SULLIVAN – A recent Missouri Department of Transportation study estimates that the state’s commercial and public-use airports create an annual economic impact of $11.1 billion. That includes 100,000 jobs with a payroll of more than $3 billion. Sullivan Regional Airport was included in the study.
According to MoDOT, Sullivan Regional Airport creates 37 jobs, with a total payroll of $1,075,000, and a total output of $3,876,000. Payroll represents the total annual wages, salaries, and benefits paid to all workers. Output measures the value of goods, services and capital expenditures. It isn’t clear how the study calculated the figures for the local airport, but the City of Sullivan does not provide any full-time staff to the airport.
However, ARCH Air Medical Service is based at the airport, with a staff of about 16 full-time personnel. An aircraft maintenance business is also located at the airport and a flight instruction pilot operates from Sullivan Regional. Several City of Sullivan employees help maintain and manage the airport, but it’s not know if – or how – their costs are included in the study.

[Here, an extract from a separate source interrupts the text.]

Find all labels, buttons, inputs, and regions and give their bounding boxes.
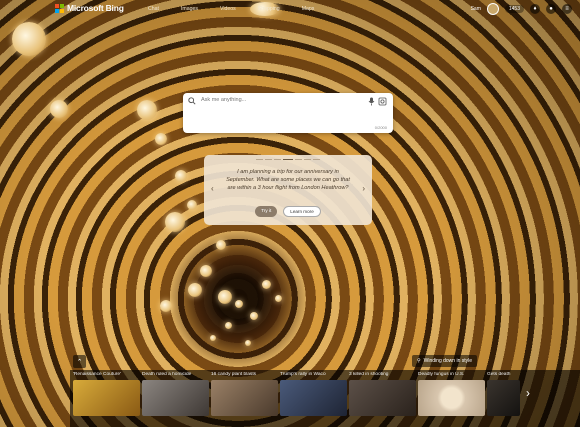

“I can tell you that the airport generally breaks even every year,” said Sullivan City Administrator J.T. Hardy while discussing the study. “It would be difficult to determine exactly how much the City spends on the airport because some of the work is seasonal (mowing, etc.); we don’t break down those hours.” The City actually generates income from the sale of fuel at the airport and hangar rental. Subsidies from the government also offset expenses, with the city matching government funds in a 90-10 split (feds/state pays 90%, city 10%).
According to MoDOT, the economic impact study looked at the significance of local spending by airport users and/or visitors. Using Federal Aviation Administration guidelines, the study examined direct and indirect impacts, as well as induced impacts. Direct impacts include employment, wages, and sales generated by on-airport business activity. At Sullivan Regional, fuel sales and hangar rentals would be considered direct impacts.
Indirect impacts arise from visitors arriving by aircraft and their spending on food, hotels, entertainment, transportation and other activities. These expenditures support additional jobs, wages, and output.
Induced impacts, the study notes, are created through the “spin-off” effect of users purchasing goods and services form other local businesses and through workers spending wages for household goods and services. Airport users – such as non-area people attending an airport fly-in or event held on airport grounds – spending money on gasoline, restaurants, shopping, etc., all contribute to the economy because of the airport. It’s well known at the airport that some pilots stop and use the city-provided car to eat at Du Kum Inn or other establishments. A recent one-day skydiving event brought in more than 100 out-of-town participants, many of them spending money on food, lodging and fuel in the City of Sullivan.
According to the study, the most common activities at the airport consist of corporate flying, flight training, emergency medical evacuation, and recreational flying. The Civil Air Patrol frequently uses the airport for search and rescue training and missions, reconnaissance missions for Homeland Security, disaster relief, and support for law enforcement operations.
Seasonal activities include aerial spraying, military exercises, forest firefighting, and aerial photography. Aerial pipeline inspectors often rely on the airport for fuel and aircraft services. Military helicopters routinely stop at the airport for fuel, maintenance issues, and/or training. The airport also serves as a staging area for community events, such as fly-ins, supporting the Experimental Aircraft Association (EAA) Young Eagles youth aviation program and accommodating auto shows, vendors, and military and law enforcement displays.
MoDOT recognizes the amenities included at Sullivan Regional, including fuel services, aircraft services, hangar and tie-down rentals, and flight crew and passenger facilities. Sullivan Airport and A&P Services provide aircraft maintenance and repair services, while Freedom Air Aviation offers adventure flights and instruction. For critically ill or injured patients, ARCH flies from its airport base, hospitals, or on-scene rescue.
Statewide, the study found that the economic contribution of Missouri airports grew 17.1 percent in the past decade despite the economic recession. The growth was fueled largely by an increase in business activity. In 2012, an estimated 6.2 million travelers arrived in Missouri via commercial airports and more than 260,000 arrived on general aviation aircraft.